Richard Nelson is the executive director of the Commonwealth Policy Center. He and his family reside in Cadiz.

FRANKFORT -- The Commonwealth Policy Center called on the state legislature to hold hearings on the legality of instant racing machines and asked for public input on expanded gambling today. The move comes on the heels of Attorney General Andy Beshear's public urging of state legislators to legalize casinos and sports betting. It also stems from the announcement by Churchill Downs and Keeneland to open a $150 million development revolving around a casino in the West Kentucky community of Oak Grove.

The proposal will have up to 1,500 instant racing machines which Richard Nelson, executive director of the nonpartisan organization, believes are illegal.

"For years we heard the casino-expansion mantra 'Let the people decide'--the horse industry's efforts to put a constitutional amendment on the ballot. That vote never happened," Nelson said. "Today, we have instant-racing casinos in four cities and the people have not decided. Nor has the legislature ever voted to approve any gambling expansion." The state House and Senate have yet to hold a single legislative hearing to determine the legality of instant racing machines or whether their introduction would be good public policy.

Nelson, who was flanked by a dozen state House members, contends that casino gambling undermines sound economic principles: thrift, honesty, personal responsibility, and a work ethic that connects effort with reward.

"Building an economy on casino principles is counterintuitive," Nelson said. "How many financial advisors tell their clients they should take part of the 401k and put it in a slot machine as an investment strategy? If this sounds absurd then why is it not just as ridiculous for us to believe that casinos are a healthy revenue stream for governments to depend upon?"
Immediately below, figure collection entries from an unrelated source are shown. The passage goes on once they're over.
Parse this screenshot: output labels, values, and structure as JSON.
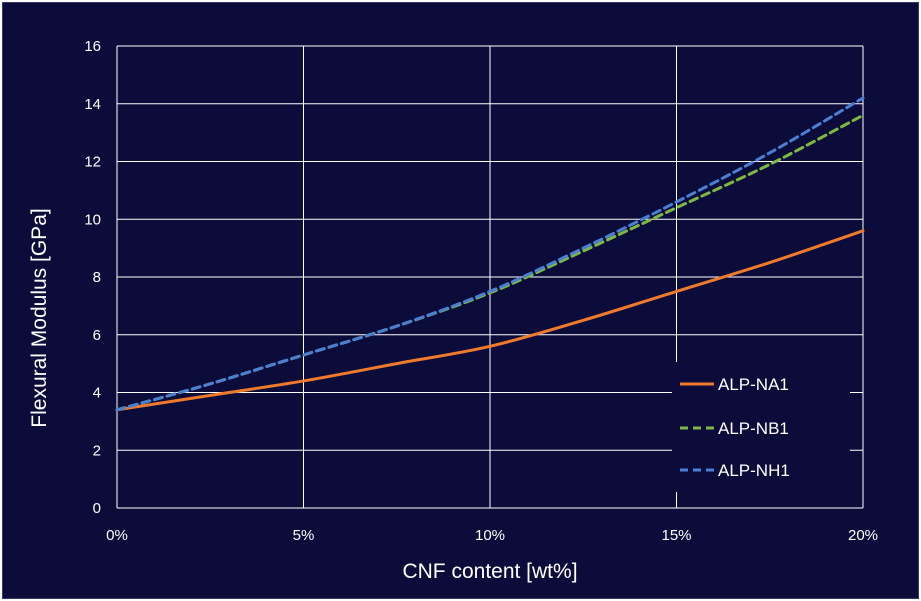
{
  "chart_data": {
    "type": "line",
    "title": "",
    "xlabel": "CNF content [wt%]",
    "ylabel": "Flexural Modulus [GPa]",
    "xlim": [
      0,
      20
    ],
    "ylim": [
      0,
      16
    ],
    "x_ticks": [
      0,
      5,
      10,
      15,
      20
    ],
    "x_tick_labels": [
      "0%",
      "5%",
      "10%",
      "15%",
      "20%"
    ],
    "y_ticks": [
      0,
      2,
      4,
      6,
      8,
      10,
      12,
      14,
      16
    ],
    "y_tick_labels": [
      "0",
      "2",
      "4",
      "6",
      "8",
      "10",
      "12",
      "14",
      "16"
    ],
    "grid": true,
    "legend_position": "bottom-right",
    "x": [
      0,
      2.5,
      5,
      7.5,
      10,
      12.5,
      15,
      17.5,
      20
    ],
    "series": [
      {
        "name": "ALP-NA1",
        "values": [
          3.4,
          3.9,
          4.4,
          5.0,
          5.6,
          6.5,
          7.5,
          8.5,
          9.6
        ],
        "color": "#f07a2c",
        "dash": "solid"
      },
      {
        "name": "ALP-NB1",
        "values": [
          3.4,
          4.3,
          5.3,
          6.3,
          7.45,
          8.9,
          10.4,
          11.9,
          13.6
        ],
        "color": "#7db842",
        "dash": "dashed"
      },
      {
        "name": "ALP-NH1",
        "values": [
          3.4,
          4.3,
          5.3,
          6.3,
          7.5,
          9.0,
          10.6,
          12.3,
          14.2
        ],
        "color": "#4a7fd4",
        "dash": "dashed"
      }
    ]
  }
}
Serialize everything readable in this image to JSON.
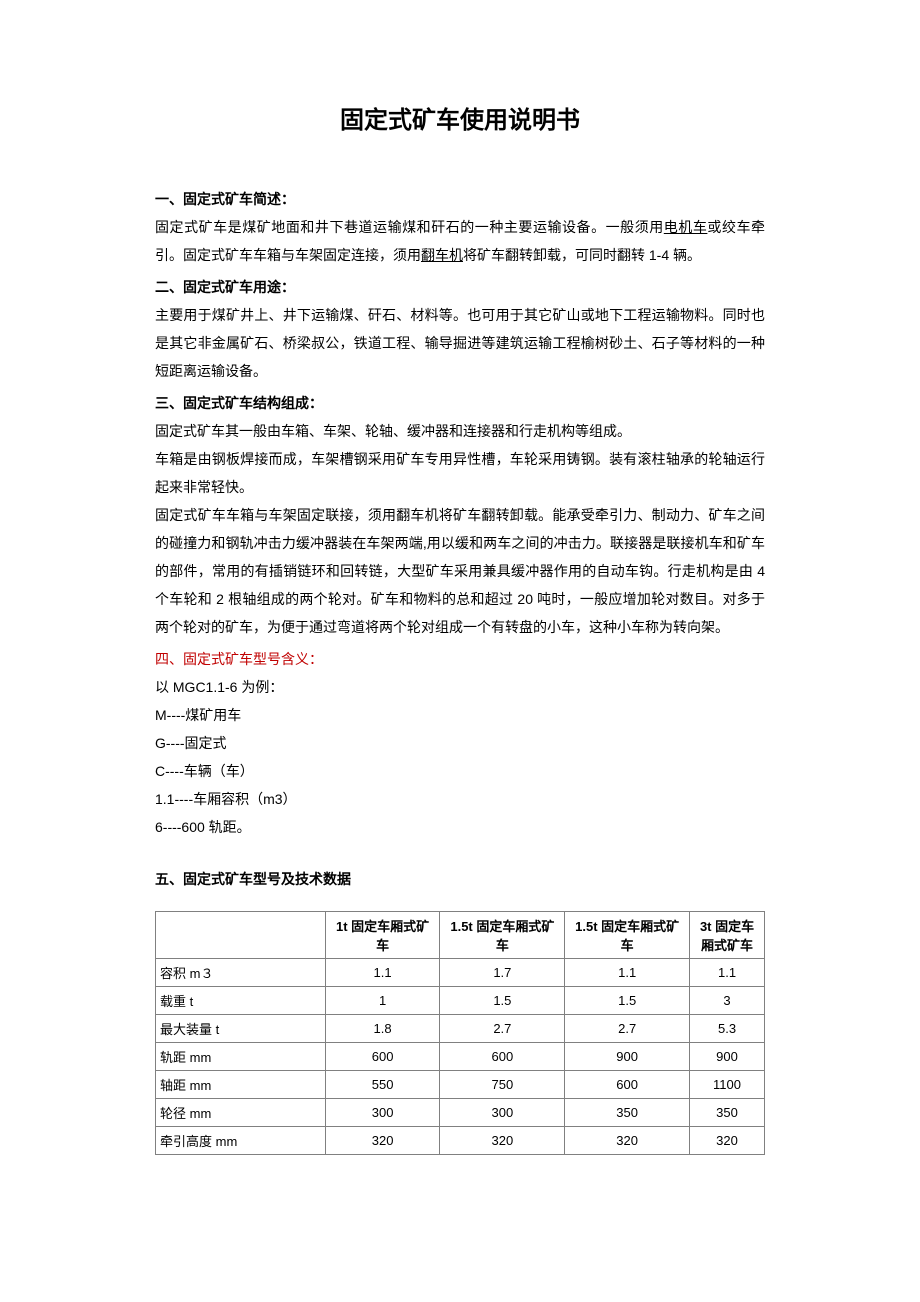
{
  "title": "固定式矿车使用说明书",
  "sections": {
    "s1": {
      "header": "一、固定式矿车简述：",
      "p1a": "固定式矿车是煤矿地面和井下巷道运输煤和矸石的一种主要运输设备。一般须用",
      "u1": "电机车",
      "p1b": "或绞车牵引。固定式矿车车箱与车架固定连接，须用",
      "u2": "翻车机",
      "p1c": "将矿车翻转卸载，可同时翻转 1-4 辆。"
    },
    "s2": {
      "header": "二、固定式矿车用途：",
      "p1": "主要用于煤矿井上、井下运输煤、矸石、材料等。也可用于其它矿山或地下工程运输物料。同时也是其它非金属矿石、桥梁叔公，铁道工程、输导掘进等建筑运输工程榆树砂土、石子等材料的一种短距离运输设备。"
    },
    "s3": {
      "header": "三、固定式矿车结构组成：",
      "p1": "固定式矿车其一般由车箱、车架、轮轴、缓冲器和连接器和行走机构等组成。",
      "p2": "车箱是由钢板焊接而成，车架槽钢采用矿车专用异性槽，车轮采用铸钢。装有滚柱轴承的轮轴运行起来非常轻快。",
      "p3": "固定式矿车车箱与车架固定联接，须用翻车机将矿车翻转卸载。能承受牵引力、制动力、矿车之间的碰撞力和钢轨冲击力缓冲器装在车架两端,用以缓和两车之间的冲击力。联接器是联接机车和矿车的部件，常用的有插销链环和回转链，大型矿车采用兼具缓冲器作用的自动车钩。行走机构是由 4 个车轮和 2 根轴组成的两个轮对。矿车和物料的总和超过 20 吨时，一般应增加轮对数目。对多于两个轮对的矿车，为便于通过弯道将两个轮对组成一个有转盘的小车，这种小车称为转向架。"
    },
    "s4": {
      "header": "四、固定式矿车型号含义：",
      "l1": "以 MGC1.1-6 为例：",
      "l2": " M----煤矿用车",
      "l3": "G----固定式",
      "l4": "C----车辆（车）",
      "l5": "1.1----车厢容积（m3）",
      "l6": "6----600 轨距。"
    },
    "s5": {
      "header": "五、固定式矿车型号及技术数据"
    }
  },
  "table": {
    "columns": [
      "",
      "1t 固定车厢式矿车",
      "1.5t 固定车厢式矿车",
      "1.5t 固定车厢式矿车",
      "3t 固定车厢式矿车"
    ],
    "rows": [
      {
        "label": "容积  m３",
        "v": [
          "1.1",
          "1.7",
          "1.1",
          "1.1"
        ]
      },
      {
        "label": "载重  t",
        "v": [
          "1",
          "1.5",
          "1.5",
          "3"
        ]
      },
      {
        "label": "最大装量  t",
        "v": [
          "1.8",
          "2.7",
          "2.7",
          "5.3"
        ]
      },
      {
        "label": "轨距  mm",
        "v": [
          "600",
          "600",
          "900",
          "900"
        ]
      },
      {
        "label": "轴距  mm",
        "v": [
          "550",
          "750",
          "600",
          "1100"
        ]
      },
      {
        "label": "轮径  mm",
        "v": [
          "300",
          "300",
          "350",
          "350"
        ]
      },
      {
        "label": "牵引高度  mm",
        "v": [
          "320",
          "320",
          "320",
          "320"
        ]
      }
    ]
  }
}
"The gambling interests see dollar signs and major development. But they're not considering the collateral damage addiction brings to real people," Nelson said. "The business model is based on a lot of people losing. The family whose breadwinner gambled away the week's grocery money. The businesses who've been embezzled by a wayward employee. Adventure-seeking-soldiers stationed at Fort Campbell. And most will end up with a pocket full of nothing."

"Prosperity shouldn't be a zero-sum game that only creates a few big winners at the expense of the many," Nelson said. "By their very nature, casinos create losers. This is how they pay for $150 million expansions like the one in Oak Grove."